Я благоразумно кивнул.

— Она звучит абсолютно правдоподобно, — заявил я.

Сандстормы, переглянувшись, просияли и пожали мне руку. Репетиции мы решили начать через две недели, и миссис Сандсторм спросила:

— Как ваше имя?

— Роберт, — ответил я.

— Хорошее имя. — Она улыбнулась. — А то как-то глупо называть такого мальчика, как вы, мистером Макклири.

Мы снова пожали друг другу руки, я надел шляпу, вышел на улицу, зашел в бар и пропустил стаканчик.


Роли я распределял в том же крошечном заднем кабинете. Он принадлежал «Агентству Лазаруса для актеров и художников» и Жюль Лазарус, движимый то ли жалостью, то ли азартом игрока, одолжил Сандстормам этот кабинет с телефоном и секретаршей фирмы. Я восседал за письменным столом и беседовал с актерами и актрисами, а Сандстормы, не переставая улыбаться, тихонько стояли у меня за спиной, рука миссис Сандсторм касалась рукава мужа: они верили мне и с восторгом одобряли каждый сделанный мною выбор. Иногда в контору заходили члены их семейства, они молча стояли у окна, смотрели и слушали. Потом они выходили в коридор и о чем-то шепотом совещались с Сандстормами, после чего снова возвращались в кабинет и, погруженные в раздумье, занимали прежние места. Я так и не узнал, что же такое они говорили друг другу в этих коридорах, потому что принятых мною решений они никогда не оспаривали.

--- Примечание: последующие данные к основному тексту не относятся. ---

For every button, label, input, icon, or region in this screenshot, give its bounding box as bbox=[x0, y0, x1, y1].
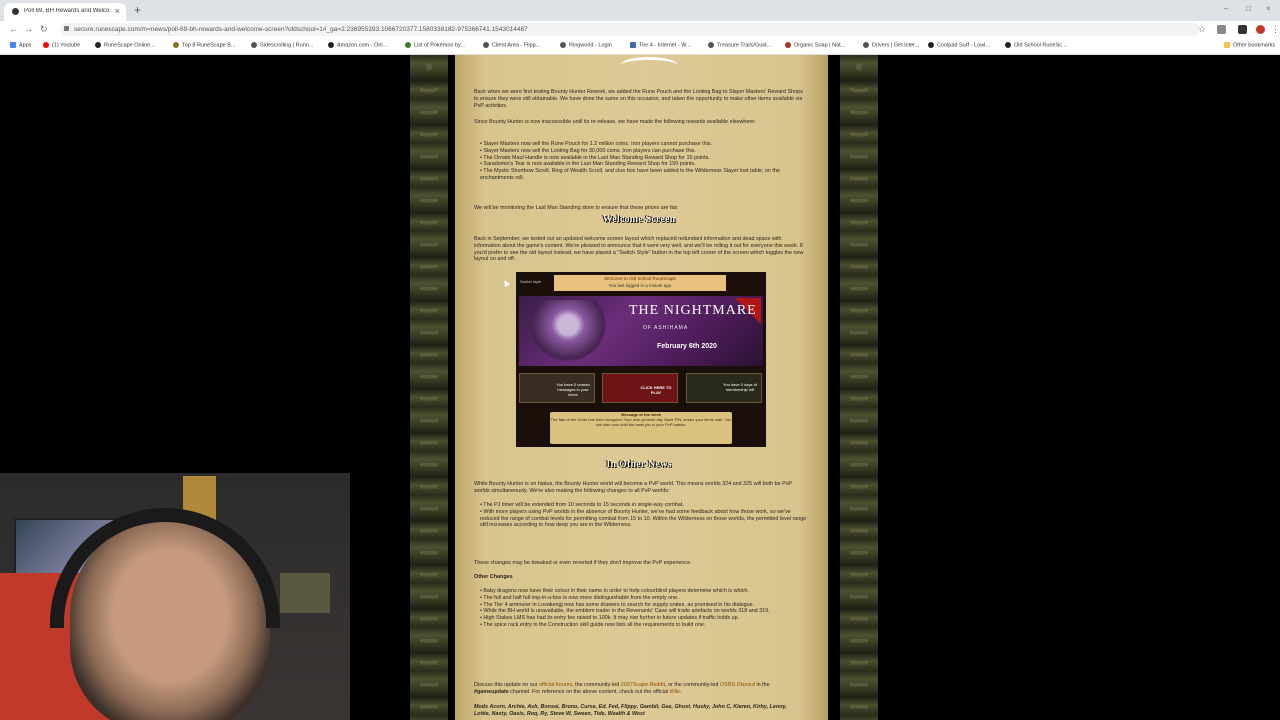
discuss-paragraph: Discuss this update on our official foru… bbox=[474, 682, 770, 695]
bookmark-item[interactable]: Coolpad Surf - Lowl... bbox=[928, 42, 990, 48]
list-item: The Mystic Shortbow Scroll, Ring of Weal… bbox=[480, 168, 810, 182]
bookmark-star-icon[interactable]: ☆ bbox=[1198, 24, 1206, 35]
play-tile[interactable]: CLICK HERE TO PLAY bbox=[602, 373, 678, 403]
lock-icon bbox=[64, 26, 69, 31]
webcam-overlay bbox=[0, 473, 350, 720]
list-item: The spice rack entry in the Construction… bbox=[480, 622, 810, 629]
welcome-screen-image: Switch style Welcome to Old School RuneS… bbox=[516, 272, 766, 447]
news-paragraph: These changes may be tweaked or even rev… bbox=[474, 560, 692, 566]
browser-tab-bar: Poll 69, BH Rewards and Welco... × + – □… bbox=[0, 0, 1280, 21]
list-item: The Tier 4 armourer in Lovakengj now has… bbox=[480, 602, 810, 609]
membership-tile: You have 0 days of membership left bbox=[686, 373, 762, 403]
bookmark-item[interactable]: Old School RuneSc... bbox=[1005, 42, 1067, 48]
bookmark-item[interactable]: Top 8 RuneScape B... bbox=[173, 42, 236, 48]
list-item: The PJ timer will be extended from 10 se… bbox=[480, 502, 810, 509]
bookmark-item[interactable]: Apps bbox=[10, 42, 32, 48]
nightmare-artwork bbox=[529, 300, 607, 362]
bookmarks-bar: Apps (1) Youtube RuneScape Online... Top… bbox=[0, 38, 1280, 55]
list-item: Saradomin's Tear is now available in the… bbox=[480, 161, 810, 168]
discord-link[interactable]: OSRS Discord bbox=[720, 682, 755, 688]
rewards-list: Slayer Masters now sell the Rune Pouch f… bbox=[474, 141, 810, 182]
bookmark-item[interactable]: Tier 4 - Internet - W... bbox=[630, 42, 691, 48]
list-item: High Stakes LMS has had its entry fee ra… bbox=[480, 615, 810, 622]
bookmark-item[interactable]: Sidescrolling | Runn... bbox=[251, 42, 313, 48]
bookmark-item[interactable]: RuneScape Online... bbox=[95, 42, 155, 48]
list-item: The full and half full imp-in-a-box is n… bbox=[480, 595, 810, 602]
bookmark-item[interactable]: Amazon.com - Onl... bbox=[328, 42, 387, 48]
wiki-link[interactable]: Wiki bbox=[670, 689, 680, 695]
banner-subtitle: OF ASHIHAMA bbox=[643, 325, 689, 331]
monitor-note: We will be monitoring the Last Man Stand… bbox=[474, 205, 679, 211]
banner-title: THE NIGHTMARE bbox=[629, 303, 757, 318]
close-window-button[interactable]: × bbox=[1266, 4, 1271, 13]
bookmark-item[interactable]: (1) Youtube bbox=[43, 42, 80, 48]
other-bookmarks-folder[interactable]: Other bookmarks bbox=[1224, 42, 1275, 48]
minimize-button[interactable]: – bbox=[1224, 4, 1228, 13]
right-pillar-decoration bbox=[840, 55, 878, 720]
inbox-tile: You have 0 unread messages in your inbox bbox=[519, 373, 595, 403]
maximize-button[interactable]: □ bbox=[1246, 4, 1251, 13]
list-item: While the BH world is unavailable, the e… bbox=[480, 608, 810, 615]
list-item: With more players using PvP worlds in th… bbox=[480, 509, 810, 529]
intro-paragraph: Since Bounty Hunter is now inaccessible … bbox=[474, 119, 756, 125]
other-changes-list: Baby dragons now have their colour in th… bbox=[474, 588, 810, 629]
close-tab-icon[interactable]: × bbox=[115, 6, 120, 16]
bookmark-item[interactable]: Treasure Trails/Guid... bbox=[708, 42, 771, 48]
pvp-changes-list: The PJ timer will be extended from 10 se… bbox=[474, 502, 810, 529]
intro-paragraph: Back when we were first testing Bounty H… bbox=[474, 89, 803, 109]
message-of-the-week-scroll: Message of the week The fate of the Gods… bbox=[550, 412, 732, 444]
banner-date: February 6th 2020 bbox=[657, 343, 717, 350]
bookmark-item[interactable]: Client Area - Flipp... bbox=[483, 42, 540, 48]
list-item: Slayer Masters now sell the Rune Pouch f… bbox=[480, 141, 810, 148]
left-pillar-decoration bbox=[410, 55, 448, 720]
back-arrow-icon[interactable]: ← bbox=[9, 24, 18, 34]
official-forums-link[interactable]: official forums bbox=[539, 682, 572, 688]
switch-style-button[interactable]: Switch style bbox=[520, 279, 541, 286]
in-other-news-heading: In Other News bbox=[606, 459, 672, 470]
mods-signature: Mods Acorn, Archie, Ash, Bonsai, Bruno, … bbox=[474, 704, 787, 717]
runescape-favicon-icon bbox=[12, 8, 19, 15]
bookmark-item[interactable]: List of Pokémon by... bbox=[405, 42, 465, 48]
list-item: The Ornate Maul Handle is now available … bbox=[480, 155, 810, 162]
parchment-scroll: Back when we were first testing Bounty H… bbox=[455, 55, 828, 720]
bookmark-item[interactable]: Drivers | Get inter... bbox=[863, 42, 919, 48]
bookmark-item[interactable]: Ringworld - Login bbox=[560, 42, 612, 48]
extension-icon[interactable] bbox=[1217, 25, 1226, 34]
news-paragraph: While Bounty Hunter is on hiatus, the Bo… bbox=[474, 481, 792, 494]
shelf bbox=[280, 573, 330, 613]
ornament-divider bbox=[620, 57, 678, 74]
extension-icon[interactable] bbox=[1238, 25, 1247, 34]
reddit-link[interactable]: 2007Scape Reddit bbox=[621, 682, 665, 688]
welcome-header-banner: Welcome to Old School RuneScape You last… bbox=[554, 275, 726, 291]
active-tab[interactable]: Poll 69, BH Rewards and Welco... × bbox=[4, 3, 126, 21]
welcome-screen-heading: Welcome Screen bbox=[602, 214, 676, 225]
nightmare-banner[interactable]: THE NIGHTMARE OF ASHIHAMA February 6th 2… bbox=[519, 296, 763, 366]
bookmark-item[interactable]: Organic Soap | Nat... bbox=[785, 42, 845, 48]
new-tab-button[interactable]: + bbox=[134, 3, 141, 17]
profile-avatar[interactable] bbox=[1256, 25, 1265, 34]
url-field[interactable]: secure.runescape.com/m=news/poll-69-bh-r… bbox=[60, 23, 1200, 36]
forward-arrow-icon[interactable]: → bbox=[24, 24, 33, 34]
address-bar-row: ← → ↻ secure.runescape.com/m=news/poll-6… bbox=[0, 21, 1280, 38]
other-changes-heading: Other Changes bbox=[474, 574, 513, 580]
list-item: Slayer Masters now sell the Looting Bag … bbox=[480, 148, 810, 155]
reload-icon[interactable]: ↻ bbox=[40, 24, 48, 35]
tab-title: Poll 69, BH Rewards and Welco... bbox=[24, 8, 110, 14]
list-item: Baby dragons now have their colour in th… bbox=[480, 588, 810, 595]
menu-icon[interactable]: ⋮ bbox=[1271, 24, 1280, 35]
welcome-paragraph: Back in September, we tested out an upda… bbox=[474, 236, 804, 263]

— Молодой, — услышал я однажды, как миссис Сандсторм сказала своей матери, — но определенно талантливый.

У всех родственников Сандстормов, приходивших постоять у окна в этом заднем кабинете «Агентства Лазаруса», был такой вид, будто в Нью-Йорке они впервые.

Эти две недели, что понадобились мне на подбор актеров на роли, я старался не читать саму пьесу. К тому времени, когда труппа собралась на сцене театра для первой репетиции, я довел себя до состояния некоторой надежды.

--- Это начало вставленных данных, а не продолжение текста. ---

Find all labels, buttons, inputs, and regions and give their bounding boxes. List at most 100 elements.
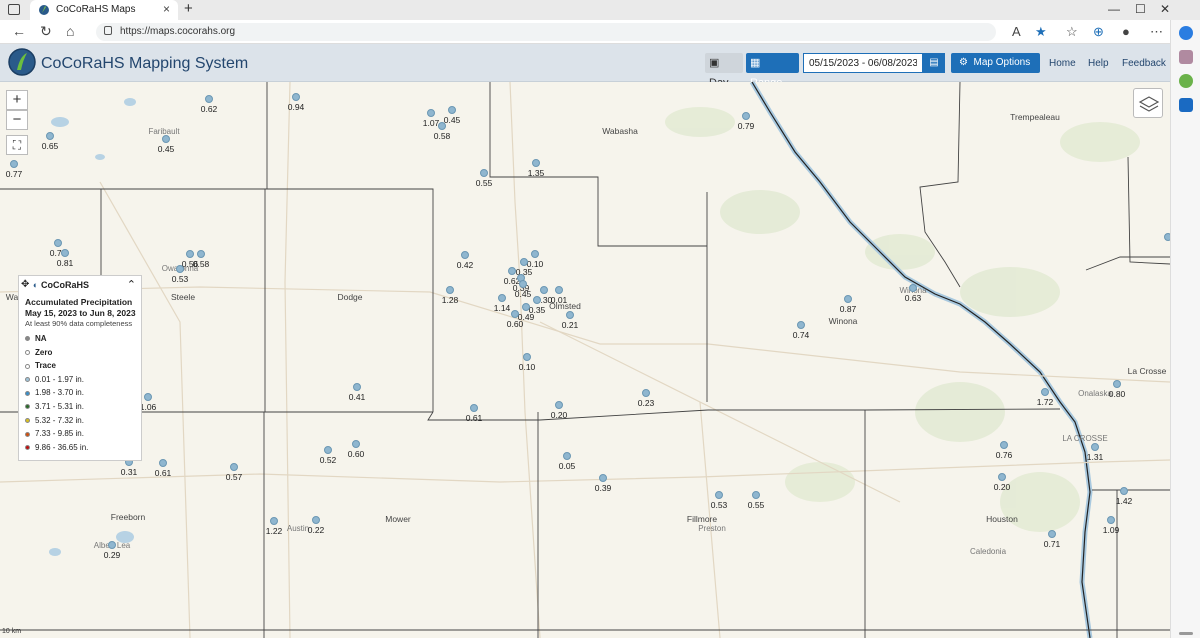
station-marker[interactable] [159,459,167,467]
station-marker[interactable] [531,250,539,258]
station-marker[interactable] [1041,388,1049,396]
map-canvas[interactable]: + − ⛶ Wabasha Trempealeau Dodge Steele Olmst… [0,82,1170,638]
station-marker[interactable] [186,250,194,258]
town-label: Austin [286,524,310,533]
new-tab-icon[interactable]: + [184,0,193,17]
favorite-star-icon[interactable]: ★ [1035,24,1047,40]
station-marker[interactable] [292,93,300,101]
day-button[interactable]: ▣ Day [705,53,743,89]
station-marker[interactable] [1113,380,1121,388]
mississippi-river [749,82,1093,638]
station-marker[interactable] [642,389,650,397]
station-marker[interactable] [555,286,563,294]
browser-tab[interactable]: CoCoRaHS Maps × [30,0,178,20]
station-marker[interactable] [46,132,54,140]
minimize-icon[interactable]: — [1108,2,1120,16]
collections-icon[interactable]: ☆ [1066,24,1078,40]
station-marker[interactable] [599,474,607,482]
station-marker[interactable] [480,169,488,177]
zoom-in-button[interactable]: + [6,90,28,110]
layers-button[interactable] [1133,88,1163,118]
station-marker[interactable] [162,135,170,143]
zoom-out-button[interactable]: − [6,110,28,130]
station-marker[interactable] [519,280,527,288]
shopping-icon[interactable] [1179,50,1193,64]
home-icon[interactable]: ⌂ [66,23,74,39]
station-marker[interactable] [438,122,446,130]
map-options-button[interactable]: ⚙ Map Options [951,53,1040,73]
station-marker[interactable] [797,321,805,329]
tools-icon[interactable] [1179,74,1193,88]
close-tab-icon[interactable]: × [163,2,170,16]
sidebar-add-icon[interactable] [1179,632,1193,635]
download-icon[interactable]: ⊕ [1093,24,1104,40]
station-marker[interactable] [844,295,852,303]
station-marker[interactable] [715,491,723,499]
station-marker[interactable] [324,446,332,454]
app-header: CoCoRaHS Mapping System ▣ Day ▦ Range ▤ … [0,44,1170,89]
station-marker[interactable] [520,258,528,266]
station-marker[interactable] [1107,516,1115,524]
station-marker[interactable] [1120,487,1128,495]
station-marker[interactable] [511,310,519,318]
station-marker[interactable] [353,383,361,391]
station-marker[interactable] [144,393,152,401]
station-marker[interactable] [176,265,184,273]
station-marker[interactable] [461,251,469,259]
profile-avatar-icon[interactable]: ● [1122,24,1130,39]
fullscreen-button[interactable]: ⛶ [6,135,28,155]
calendar-picker-button[interactable]: ▤ [923,53,945,73]
station-marker[interactable] [205,95,213,103]
url-field[interactable]: https://maps.cocorahs.org [96,23,996,41]
station-marker[interactable] [61,249,69,257]
station-marker[interactable] [532,159,540,167]
station-marker[interactable] [446,286,454,294]
station-marker[interactable] [533,296,541,304]
station-marker[interactable] [742,112,750,120]
station-marker[interactable] [10,160,18,168]
station-marker[interactable] [508,267,516,275]
date-range-input[interactable] [803,53,923,73]
station-marker[interactable] [540,286,548,294]
station-marker[interactable] [448,106,456,114]
legend-panel[interactable]: ✥ ◐ CoCoRaHS ⌃ Accumulated Precipitation… [18,275,142,461]
back-icon[interactable]: ← [12,23,26,39]
station-marker[interactable] [312,516,320,524]
station-marker[interactable] [108,541,116,549]
station-marker[interactable] [1000,441,1008,449]
close-window-icon[interactable]: ✕ [1160,2,1170,16]
read-aloud-icon[interactable]: A [1012,24,1021,39]
station-marker[interactable] [998,473,1006,481]
station-marker[interactable] [522,303,530,311]
collapse-legend-icon[interactable]: ⌃ [127,278,136,291]
station-marker[interactable] [352,440,360,448]
maximize-icon[interactable]: ☐ [1135,2,1146,16]
station-marker[interactable] [752,491,760,499]
station-marker[interactable] [909,284,917,292]
station-marker[interactable] [54,239,62,247]
nav-help-link[interactable]: Help [1088,58,1109,69]
nav-feedback-link[interactable]: Feedback [1122,58,1166,69]
station-marker[interactable] [270,517,278,525]
station-marker[interactable] [427,109,435,117]
station-marker[interactable] [566,311,574,319]
outlook-icon[interactable] [1179,98,1193,112]
range-button[interactable]: ▦ Range [746,53,799,89]
refresh-icon[interactable]: ↻ [40,23,52,40]
station-marker[interactable] [1091,443,1099,451]
station-marker[interactable] [523,353,531,361]
station-marker[interactable] [197,250,205,258]
station-value-label: 0.10 [518,362,536,372]
station-marker[interactable] [1048,530,1056,538]
window-menu-icon[interactable] [8,4,20,15]
station-marker[interactable] [498,294,506,302]
more-menu-icon[interactable]: ⋯ [1150,24,1163,40]
station-marker[interactable] [470,404,478,412]
bing-icon[interactable] [1179,26,1193,40]
station-marker[interactable] [230,463,238,471]
move-handle-icon[interactable]: ✥ [21,279,29,290]
station-marker[interactable] [1164,233,1170,241]
nav-home-link[interactable]: Home [1049,58,1076,69]
station-marker[interactable] [555,401,563,409]
station-marker[interactable] [563,452,571,460]
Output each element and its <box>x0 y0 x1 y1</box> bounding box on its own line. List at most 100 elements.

Когда я раздавал роли актерам, Сандстормы — их уже набралось человек пятнадцать — вошли и уселись в задней затемненной части зала.

— Дамы и господа, — обратился я к актерам, — это простая и правдивая пьеса, и я хотел бы, чтобы ее играли просто и правдиво. Акт первый, сцена первая…

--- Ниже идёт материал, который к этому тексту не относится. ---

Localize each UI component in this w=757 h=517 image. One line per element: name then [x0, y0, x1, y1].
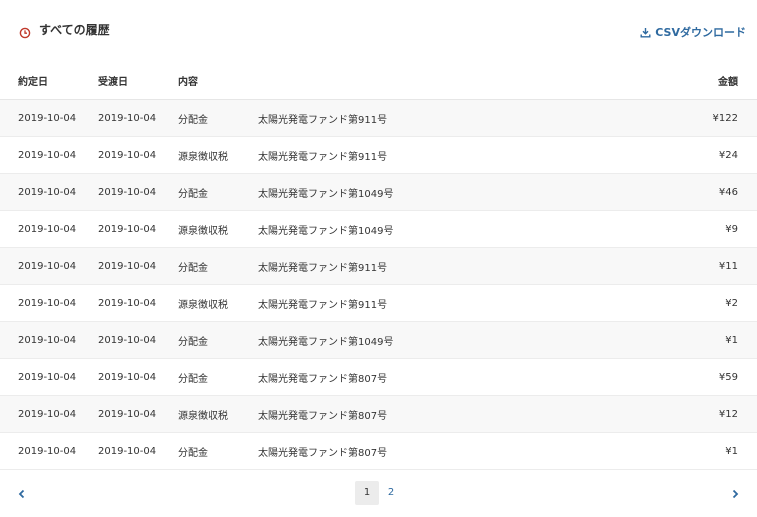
cell-amount: ¥1 — [725, 334, 738, 346]
page-list: 1 2 — [355, 481, 403, 505]
table-row: 2019-10-04 2019-10-04 分配金 太陽光発電ファンド第1049… — [0, 322, 757, 359]
table-row: 2019-10-04 2019-10-04 分配金 太陽光発電ファンド第807号… — [0, 359, 757, 396]
table-row: 2019-10-04 2019-10-04 源泉徴収税 太陽光発電ファンド第10… — [0, 211, 757, 248]
chevron-left-icon[interactable] — [15, 486, 29, 500]
csv-download-label: CSVダウンロード — [655, 26, 746, 39]
cell-amount: ¥2 — [725, 297, 738, 309]
page-title: すべての履歴 — [39, 23, 110, 37]
cell-type: 源泉徴収税 — [178, 410, 228, 422]
cell-fund: 太陽光発電ファンド第911号 — [258, 114, 388, 126]
cell-fund: 太陽光発電ファンド第911号 — [258, 299, 388, 311]
cell-delivery-date: 2019-10-04 — [98, 371, 157, 383]
table-row: 2019-10-04 2019-10-04 分配金 太陽光発電ファンド第911号… — [0, 100, 757, 137]
cell-fund: 太陽光発電ファンド第1049号 — [258, 188, 394, 200]
cell-delivery-date: 2019-10-04 — [98, 297, 157, 309]
cell-type: 分配金 — [178, 373, 208, 385]
cell-contract-date: 2019-10-04 — [18, 445, 77, 457]
cell-type: 源泉徴収税 — [178, 225, 228, 237]
table-row: 2019-10-04 2019-10-04 分配金 太陽光発電ファンド第911号… — [0, 248, 757, 285]
cell-type: 分配金 — [178, 262, 208, 274]
cell-type: 分配金 — [178, 336, 208, 348]
cell-fund: 太陽光発電ファンド第807号 — [258, 410, 388, 422]
cell-fund: 太陽光発電ファンド第807号 — [258, 447, 388, 459]
cell-type: 分配金 — [178, 114, 208, 126]
col-contract-date: 約定日 — [18, 77, 48, 88]
table-row: 2019-10-04 2019-10-04 分配金 太陽光発電ファンド第1049… — [0, 174, 757, 211]
table-row: 2019-10-04 2019-10-04 源泉徴収税 太陽光発電ファンド第91… — [0, 137, 757, 174]
chevron-right-icon[interactable] — [728, 486, 742, 500]
cell-contract-date: 2019-10-04 — [18, 297, 77, 309]
cell-delivery-date: 2019-10-04 — [98, 186, 157, 198]
col-delivery-date: 受渡日 — [98, 77, 128, 88]
cell-fund: 太陽光発電ファンド第807号 — [258, 373, 388, 385]
cell-delivery-date: 2019-10-04 — [98, 445, 157, 457]
history-header: すべての履歴 CSVダウンロード — [0, 0, 757, 60]
pagination: 1 2 — [0, 478, 757, 508]
cell-amount: ¥24 — [718, 149, 738, 161]
cell-contract-date: 2019-10-04 — [18, 334, 77, 346]
col-content: 内容 — [178, 77, 198, 88]
table-row: 2019-10-04 2019-10-04 分配金 太陽光発電ファンド第807号… — [0, 433, 757, 470]
cell-contract-date: 2019-10-04 — [18, 186, 77, 198]
cell-amount: ¥59 — [718, 371, 738, 383]
cell-contract-date: 2019-10-04 — [18, 112, 77, 124]
cell-delivery-date: 2019-10-04 — [98, 260, 157, 272]
cell-delivery-date: 2019-10-04 — [98, 149, 157, 161]
table-header: 約定日 受渡日 内容 金額 — [0, 62, 757, 100]
table-row: 2019-10-04 2019-10-04 源泉徴収税 太陽光発電ファンド第91… — [0, 285, 757, 322]
cell-contract-date: 2019-10-04 — [18, 260, 77, 272]
cell-delivery-date: 2019-10-04 — [98, 408, 157, 420]
cell-type: 源泉徴収税 — [178, 151, 228, 163]
title-wrap: すべての履歴 — [19, 21, 110, 38]
csv-download-button[interactable]: CSVダウンロード — [640, 24, 746, 40]
cell-amount: ¥46 — [718, 186, 738, 198]
cell-type: 分配金 — [178, 447, 208, 459]
page-button-1[interactable]: 1 — [355, 481, 379, 505]
cell-fund: 太陽光発電ファンド第1049号 — [258, 336, 394, 348]
cell-contract-date: 2019-10-04 — [18, 408, 77, 420]
cell-amount: ¥11 — [718, 260, 738, 272]
cell-amount: ¥1 — [725, 445, 738, 457]
cell-fund: 太陽光発電ファンド第911号 — [258, 262, 388, 274]
download-icon — [640, 27, 651, 38]
cell-delivery-date: 2019-10-04 — [98, 112, 157, 124]
cell-type: 分配金 — [178, 188, 208, 200]
cell-amount: ¥122 — [712, 112, 738, 124]
cell-contract-date: 2019-10-04 — [18, 223, 77, 235]
cell-contract-date: 2019-10-04 — [18, 149, 77, 161]
history-table: 約定日 受渡日 内容 金額 2019-10-04 2019-10-04 分配金 … — [0, 62, 757, 470]
cell-amount: ¥12 — [718, 408, 738, 420]
cell-fund: 太陽光発電ファンド第1049号 — [258, 225, 394, 237]
cell-contract-date: 2019-10-04 — [18, 371, 77, 383]
cell-type: 源泉徴収税 — [178, 299, 228, 311]
cell-amount: ¥9 — [725, 223, 738, 235]
col-amount: 金額 — [718, 77, 738, 88]
clock-icon — [19, 24, 31, 38]
table-row: 2019-10-04 2019-10-04 源泉徴収税 太陽光発電ファンド第80… — [0, 396, 757, 433]
cell-delivery-date: 2019-10-04 — [98, 223, 157, 235]
cell-fund: 太陽光発電ファンド第911号 — [258, 151, 388, 163]
page-button-2[interactable]: 2 — [379, 481, 403, 505]
cell-delivery-date: 2019-10-04 — [98, 334, 157, 346]
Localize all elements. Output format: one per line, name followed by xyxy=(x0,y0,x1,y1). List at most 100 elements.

К концу первого акта актеры с трудом сдерживали смех. В первом акте добродетельный, но простодушный герой встречал красивую, но безнравственную героиню и влюблялся в нее. Эта красивая героиня в первом же акте заявляла трем разным мужчинам, что она их любит, и тратила уйму времени на покупку нарядов. Под занавес первого акта герой мечтал о покупке коттеджа в сельской местности, о детях и о получении прибавки к жалованью.

После первого акта я объявил перерыв, и все актеры, стараясь не смотреть на меня, ушли со сцены. Я сидел за режиссерским столом, спиной к Сандстормам и их семействам, и считал трубы парового отопления у задней стены.

Актер, игравший главного героя, вернулся за своей трубкой и, проходя мимо моего стола, прошептал:

— Лапшу нам на уши вешаете, мистер? У вас сегодня лапша, мистер Макклири?

Он был хорошим моим другом.

— Заткнись! — сказал я.

Он чинно поклонился, взял свою трубку и, как ребенок, улыбнулся сидевшим в зале Сандстормам. Они все улыбнулись в ответ.

— Провал, мистер, у вас сегодня провал, мистер Веласко?

Я сидел за столом и тер глаза, чувствуя, что у меня вот-вот разболится голова. Я думал о квартирной плате, которую мне предстояло внести, и о своих шансах найти в этот сезон другую работу. Я встал, спрыгнул со сцены и направился к пятнадцати Сандстормам. Я не знал, что я им скажу, но сказать что-то было надо.

Они все широко улыбались мне. Сандсторм держал в руках автоматический карандаш с крошечной лампочкой внутри и блокнот для записи предложений. Блокнот он еще даже не открыл.

Когда я остановился рядом с ним, он похлопал меня по плечу.

— Мы считаем, все идет замечательно, — сказал он, улыбаясь счастливой улыбкой, думая о том, что слова, которые вызревали у него в голове 20 лет, звучат в этот день со сцены. — Все мое семейство и все семейство миссис Сандсторм считают, что все замечательно.

И все 15 Сандстормов подались вперед, чтобы я мог их видеть, они кивали головами и улыбались мне.

— Ну что ж, очень хорошо, — сказал я. — У вас есть какие-нибудь предложения?

Сандсторм снова похлопал меня по плечу.

— Мы считаем, все идет замечательно, — сказал он.

Я вернулся на свое место и занялся составом исполнителей первой сцены второго акта.